If you make too much for Medicaid, you may still qualify for a federal subsidy toward your monthly payments. The Health Care Marketplace automatically calculates your subsidy. 8 of 10 uninsured individuals are eligible for some subsidy in the Marketplace.

Finding The Right Coverage For You
Is your doctor in the plan? If you prefer a particular doctor, you will need to choose a plan where that doctor participates. Also consider the hospitals, labs, and other facilities included. You will want to choose a plan that has quality facilities and providers in convenient locations.

What percentage of which prescriptions does the plan cover? Prescription costs can add up quickly. Choose a plan that covers medications you currently take or are likely to use in the coming year.

What is the real cost? The total cost of your care is much more than the monthly premium. Depending on the plan you choose, you will need to pay a deductible which could be several thousand dollars. Also, you may be responsible for copays on doctor visits or for a percentage of all services you receive.

If you don't fully understand the plans, don't feel bad. The jargon can be intimidating and few people really understand it. If you have questions, ask. Insurance company customer service representatives are professional, responsible, helpful sources of information. They can get you through the chaos and find the plan that fits your needs.
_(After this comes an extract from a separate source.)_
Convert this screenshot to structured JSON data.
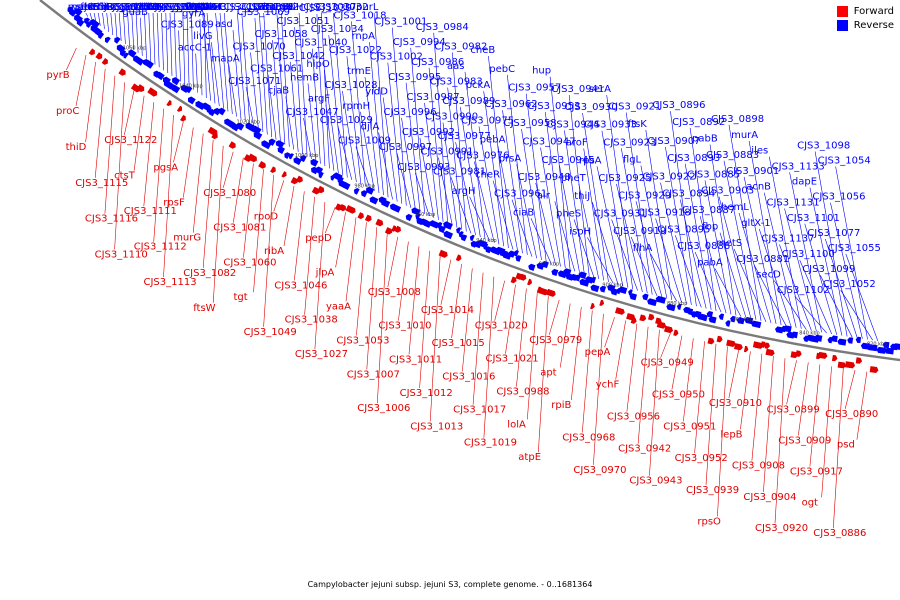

Many of us have a variety of immediate needs. Perhaps health insurance is not on the same level as food or clothes, but when you're sick, have an unexpected accident or are diagnosed with a disease, it moves directly to the top of the list. Learning about insurance may not be an exciting way to spend a Saturday afternoon, but understanding and reviewing your options is time well spent. Making the right choices can give you and your family peace of mind without adding another significant expense to your budget, and that's as good as a straight gift of cash!